May 14, 2026
JAKARTA – The rupiah has continued on its downward path since breaching its historic low two weeks ago amid global pressure, but the government is sending mixed signals about the need to activate a bond market response mechanism.
Readings from Investing.com showed the rupiah touching as low as 17,557 per United States dollar on Wednesday, sustaining a losing streak for a fourth day.
The currency has been on a depreciating trend that began when the US-Israeli war against Iran broke out on Feb. 28, dropping in late April below Rp 17,300, a low that had prevailed for almost three decades, since the Asian financial crisis in 1998.
When confronted about the depreciation, Finance Minister Purbaya Yudhi Sadewa has on multiple occasions pointed to the central bank, arguing that the “rupiah is the domain” of Bank Indonesia (BI), notwithstanding economists highlighting fiscal concerns as one of the exacerbating factors.
Last week, Purbaya floated the idea of activating an existing policy called the bond stabilization framework (BSF), which he said was one active measure the government could take to buttress the currency.
The BSF would involve carefully timed buybacks of government bonds to prevent yield spikes during volatile markets, but government officials have been conveying conflicting messages when asked to elaborate on the details of its implementation.
In the past, activating the BSF was based on a crisis management protocol, which, as Deputy Finance Minister Juda Agung explained last Thursday, distinguishes between four statuses: normal, alert, warning and crisis.
The framework could only be activated when the Financial System Stability Committee (KSSK), an authority board comprising the Finance Ministry, BI, the Financial Services Authority (OJK) and the Deposit Insurance Corporation (LPS), adopt a status other than “normal” to justify the intervention.
Juda said the status was in part determined by yields and volatility, but “under current conditions, the market mechanism is still in play; there’s no need to activate” the framework, given that the circumstances “are still normal for now”.
While Indonesia’s 10-year bond yield has been fluctuating since the war began, it has not demonstrated excessive volatility and has been moving within reasonable margins, sustained on a plain that is generally lower than over the past two years.
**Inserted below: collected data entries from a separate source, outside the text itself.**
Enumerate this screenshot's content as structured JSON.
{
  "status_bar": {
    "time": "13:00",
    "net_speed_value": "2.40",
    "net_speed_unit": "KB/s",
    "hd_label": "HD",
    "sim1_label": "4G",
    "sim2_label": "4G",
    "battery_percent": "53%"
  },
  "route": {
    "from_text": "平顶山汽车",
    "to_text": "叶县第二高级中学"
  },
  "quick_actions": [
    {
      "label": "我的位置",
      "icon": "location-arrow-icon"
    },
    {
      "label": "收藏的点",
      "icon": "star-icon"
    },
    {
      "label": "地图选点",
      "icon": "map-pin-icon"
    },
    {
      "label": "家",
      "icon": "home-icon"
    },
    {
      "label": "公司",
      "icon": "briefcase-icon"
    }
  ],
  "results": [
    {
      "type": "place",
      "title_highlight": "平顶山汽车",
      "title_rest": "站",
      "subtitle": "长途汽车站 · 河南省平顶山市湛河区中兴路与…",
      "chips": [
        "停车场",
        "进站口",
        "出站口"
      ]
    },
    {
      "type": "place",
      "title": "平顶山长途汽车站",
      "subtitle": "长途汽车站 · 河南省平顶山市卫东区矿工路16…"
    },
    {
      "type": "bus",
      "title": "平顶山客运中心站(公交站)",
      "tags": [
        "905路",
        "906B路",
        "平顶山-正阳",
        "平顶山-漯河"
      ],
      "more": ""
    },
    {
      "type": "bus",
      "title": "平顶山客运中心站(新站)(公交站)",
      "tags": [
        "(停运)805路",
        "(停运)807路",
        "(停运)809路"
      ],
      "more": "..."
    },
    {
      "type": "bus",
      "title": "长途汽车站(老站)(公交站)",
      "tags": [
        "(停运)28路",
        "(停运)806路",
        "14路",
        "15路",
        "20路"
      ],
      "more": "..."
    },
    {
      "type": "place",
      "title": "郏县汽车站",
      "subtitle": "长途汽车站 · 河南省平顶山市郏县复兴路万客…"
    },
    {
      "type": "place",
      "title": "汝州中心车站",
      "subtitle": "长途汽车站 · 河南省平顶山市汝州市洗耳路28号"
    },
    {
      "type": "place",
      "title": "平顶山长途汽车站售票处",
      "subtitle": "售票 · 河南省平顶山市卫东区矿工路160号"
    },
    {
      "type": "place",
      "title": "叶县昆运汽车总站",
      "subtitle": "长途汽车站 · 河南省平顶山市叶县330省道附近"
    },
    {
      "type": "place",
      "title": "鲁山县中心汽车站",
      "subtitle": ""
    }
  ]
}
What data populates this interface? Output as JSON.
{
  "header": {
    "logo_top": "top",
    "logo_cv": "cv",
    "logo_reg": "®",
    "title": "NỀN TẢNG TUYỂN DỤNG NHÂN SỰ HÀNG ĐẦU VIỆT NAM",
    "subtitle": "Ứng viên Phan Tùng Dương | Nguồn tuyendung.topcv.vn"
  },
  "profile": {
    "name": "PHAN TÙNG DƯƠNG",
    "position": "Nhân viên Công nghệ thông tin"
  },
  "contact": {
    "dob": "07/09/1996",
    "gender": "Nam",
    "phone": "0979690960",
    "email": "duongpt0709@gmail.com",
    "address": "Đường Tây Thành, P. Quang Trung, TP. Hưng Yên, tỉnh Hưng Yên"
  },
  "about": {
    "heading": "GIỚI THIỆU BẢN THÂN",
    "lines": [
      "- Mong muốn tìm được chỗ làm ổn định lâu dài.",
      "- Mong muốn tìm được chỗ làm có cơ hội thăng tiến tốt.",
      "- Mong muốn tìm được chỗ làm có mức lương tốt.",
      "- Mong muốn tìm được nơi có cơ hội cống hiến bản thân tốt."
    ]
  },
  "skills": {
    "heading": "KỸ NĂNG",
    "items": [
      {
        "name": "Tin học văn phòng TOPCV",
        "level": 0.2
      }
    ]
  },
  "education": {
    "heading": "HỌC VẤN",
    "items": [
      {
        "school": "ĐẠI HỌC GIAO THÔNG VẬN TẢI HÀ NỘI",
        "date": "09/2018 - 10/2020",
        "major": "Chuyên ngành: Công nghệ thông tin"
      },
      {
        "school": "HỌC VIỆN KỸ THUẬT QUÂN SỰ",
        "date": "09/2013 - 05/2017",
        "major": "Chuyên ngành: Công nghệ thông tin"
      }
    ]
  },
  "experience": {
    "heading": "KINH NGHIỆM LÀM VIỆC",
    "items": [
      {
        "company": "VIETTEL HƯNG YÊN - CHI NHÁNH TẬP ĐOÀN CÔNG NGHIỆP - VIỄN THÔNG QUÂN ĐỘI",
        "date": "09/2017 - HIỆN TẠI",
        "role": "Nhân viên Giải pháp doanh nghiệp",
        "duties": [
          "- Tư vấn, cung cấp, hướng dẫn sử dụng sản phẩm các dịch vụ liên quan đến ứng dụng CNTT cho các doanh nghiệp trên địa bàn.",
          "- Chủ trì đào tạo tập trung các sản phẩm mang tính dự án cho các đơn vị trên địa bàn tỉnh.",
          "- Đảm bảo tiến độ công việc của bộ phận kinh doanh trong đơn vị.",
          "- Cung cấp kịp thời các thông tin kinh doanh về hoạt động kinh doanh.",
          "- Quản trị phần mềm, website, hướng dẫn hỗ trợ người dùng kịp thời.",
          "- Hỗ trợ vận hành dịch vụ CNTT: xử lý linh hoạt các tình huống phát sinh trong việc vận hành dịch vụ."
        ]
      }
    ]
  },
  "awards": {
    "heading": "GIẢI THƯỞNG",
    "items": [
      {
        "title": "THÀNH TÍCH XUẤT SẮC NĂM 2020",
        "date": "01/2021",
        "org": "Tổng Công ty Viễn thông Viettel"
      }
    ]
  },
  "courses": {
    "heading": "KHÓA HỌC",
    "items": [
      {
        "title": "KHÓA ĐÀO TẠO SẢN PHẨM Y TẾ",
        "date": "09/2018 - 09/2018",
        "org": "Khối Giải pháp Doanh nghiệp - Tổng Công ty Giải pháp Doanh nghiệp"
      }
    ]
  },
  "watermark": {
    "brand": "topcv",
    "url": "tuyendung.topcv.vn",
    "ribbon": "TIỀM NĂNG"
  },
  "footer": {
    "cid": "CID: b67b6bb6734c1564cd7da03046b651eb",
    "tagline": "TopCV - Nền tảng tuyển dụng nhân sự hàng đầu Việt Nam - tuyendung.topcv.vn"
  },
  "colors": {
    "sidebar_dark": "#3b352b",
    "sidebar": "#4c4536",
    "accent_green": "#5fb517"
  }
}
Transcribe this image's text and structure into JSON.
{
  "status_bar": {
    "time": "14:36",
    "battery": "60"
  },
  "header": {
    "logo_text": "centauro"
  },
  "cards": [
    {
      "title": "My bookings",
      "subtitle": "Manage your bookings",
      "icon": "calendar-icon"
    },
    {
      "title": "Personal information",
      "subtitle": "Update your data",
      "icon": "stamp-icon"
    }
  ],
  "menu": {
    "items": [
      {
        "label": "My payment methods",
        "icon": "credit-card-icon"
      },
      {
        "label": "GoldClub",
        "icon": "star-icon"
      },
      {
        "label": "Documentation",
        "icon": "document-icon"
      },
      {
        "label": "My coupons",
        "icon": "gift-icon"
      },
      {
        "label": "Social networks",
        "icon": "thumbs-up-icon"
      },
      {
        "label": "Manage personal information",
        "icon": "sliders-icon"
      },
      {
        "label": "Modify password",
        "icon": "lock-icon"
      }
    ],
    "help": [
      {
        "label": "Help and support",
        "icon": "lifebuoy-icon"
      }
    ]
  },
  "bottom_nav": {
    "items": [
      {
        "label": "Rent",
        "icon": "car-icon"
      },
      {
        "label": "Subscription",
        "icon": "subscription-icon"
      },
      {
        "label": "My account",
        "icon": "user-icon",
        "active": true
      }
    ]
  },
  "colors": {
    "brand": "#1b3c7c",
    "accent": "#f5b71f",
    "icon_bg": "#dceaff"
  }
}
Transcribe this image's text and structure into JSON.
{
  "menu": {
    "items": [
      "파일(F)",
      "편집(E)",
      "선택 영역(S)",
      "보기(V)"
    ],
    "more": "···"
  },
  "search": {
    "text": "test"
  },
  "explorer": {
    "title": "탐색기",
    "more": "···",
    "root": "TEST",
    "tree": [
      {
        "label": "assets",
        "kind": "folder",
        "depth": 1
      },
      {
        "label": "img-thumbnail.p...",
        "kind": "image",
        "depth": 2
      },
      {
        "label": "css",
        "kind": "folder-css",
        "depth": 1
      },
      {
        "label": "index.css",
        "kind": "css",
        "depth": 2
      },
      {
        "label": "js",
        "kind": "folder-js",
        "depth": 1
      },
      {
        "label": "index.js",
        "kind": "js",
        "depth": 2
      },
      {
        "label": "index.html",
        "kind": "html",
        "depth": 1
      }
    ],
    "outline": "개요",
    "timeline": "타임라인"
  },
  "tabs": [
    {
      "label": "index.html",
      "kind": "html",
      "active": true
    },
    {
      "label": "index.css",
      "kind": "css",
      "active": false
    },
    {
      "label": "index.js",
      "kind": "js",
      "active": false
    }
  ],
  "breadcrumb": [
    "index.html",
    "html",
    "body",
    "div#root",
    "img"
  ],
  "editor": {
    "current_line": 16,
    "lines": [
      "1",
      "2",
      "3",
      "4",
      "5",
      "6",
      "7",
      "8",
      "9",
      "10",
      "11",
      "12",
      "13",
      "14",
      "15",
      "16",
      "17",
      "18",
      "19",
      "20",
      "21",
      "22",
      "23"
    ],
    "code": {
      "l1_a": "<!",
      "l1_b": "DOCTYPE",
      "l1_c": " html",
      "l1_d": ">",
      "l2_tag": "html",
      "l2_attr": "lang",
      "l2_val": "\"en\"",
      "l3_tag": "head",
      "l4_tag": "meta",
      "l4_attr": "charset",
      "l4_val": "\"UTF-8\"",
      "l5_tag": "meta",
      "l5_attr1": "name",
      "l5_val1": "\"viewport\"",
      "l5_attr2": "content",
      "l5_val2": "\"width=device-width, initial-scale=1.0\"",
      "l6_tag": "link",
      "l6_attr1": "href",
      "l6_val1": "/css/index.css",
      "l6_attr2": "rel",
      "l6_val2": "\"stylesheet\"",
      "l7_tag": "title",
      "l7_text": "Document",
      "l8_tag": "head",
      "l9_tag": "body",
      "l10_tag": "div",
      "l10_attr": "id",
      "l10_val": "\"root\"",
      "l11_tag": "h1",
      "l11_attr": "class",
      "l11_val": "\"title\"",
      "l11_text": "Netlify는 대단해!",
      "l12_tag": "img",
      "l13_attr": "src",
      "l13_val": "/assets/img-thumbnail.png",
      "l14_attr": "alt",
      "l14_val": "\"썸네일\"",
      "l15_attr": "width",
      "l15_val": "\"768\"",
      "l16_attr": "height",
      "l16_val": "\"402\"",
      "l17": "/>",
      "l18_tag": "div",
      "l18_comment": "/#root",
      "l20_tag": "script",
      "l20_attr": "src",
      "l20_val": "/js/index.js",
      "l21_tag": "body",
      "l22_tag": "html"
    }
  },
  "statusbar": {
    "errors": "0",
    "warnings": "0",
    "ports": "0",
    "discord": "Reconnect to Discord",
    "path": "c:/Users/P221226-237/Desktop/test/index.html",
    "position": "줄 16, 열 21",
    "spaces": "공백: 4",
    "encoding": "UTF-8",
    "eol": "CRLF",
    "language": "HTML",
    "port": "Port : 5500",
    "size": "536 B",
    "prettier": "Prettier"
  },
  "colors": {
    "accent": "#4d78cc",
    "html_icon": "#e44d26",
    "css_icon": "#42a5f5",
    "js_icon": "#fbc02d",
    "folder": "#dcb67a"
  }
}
Nevertheless, Purbaya said his office would deploy the bond stabilization fund, which is one part of the BSF, but refused to divulge whether the protocol status would be escalated from “normal” to any other level.
Juda said the fund would be made up of the government’s excess cash, but Purbaya said it would involve the so-called special mission vehicle, a term used by the ministry as an umbrella for companies under its control, such as PT SMI and PT SMF.
Purbaya said last week that the fund could be deployed any time but retracted his statement on Monday, saying it would not be activated yet, “because it’s not a crisis now”. However, local media reported on Tuesday that Purbaya said it would be activated on Wednesday.
Without activating the framework, the government has been conducting bond buybacks through debt switching, in which the government exchanges maturing debt securities with new ones.
Meanwhile, BI senior deputy governor Destry Damayanti issued a statement on Tuesday saying the central bank was intervening in the foreign exchange market to stabilize the rupiah amid the Middle East conflict, skyrocketing oil prices, mounting global uncertainties and high US dollar demand during the pilgrimage season as drivers behind the ongoing depreciation.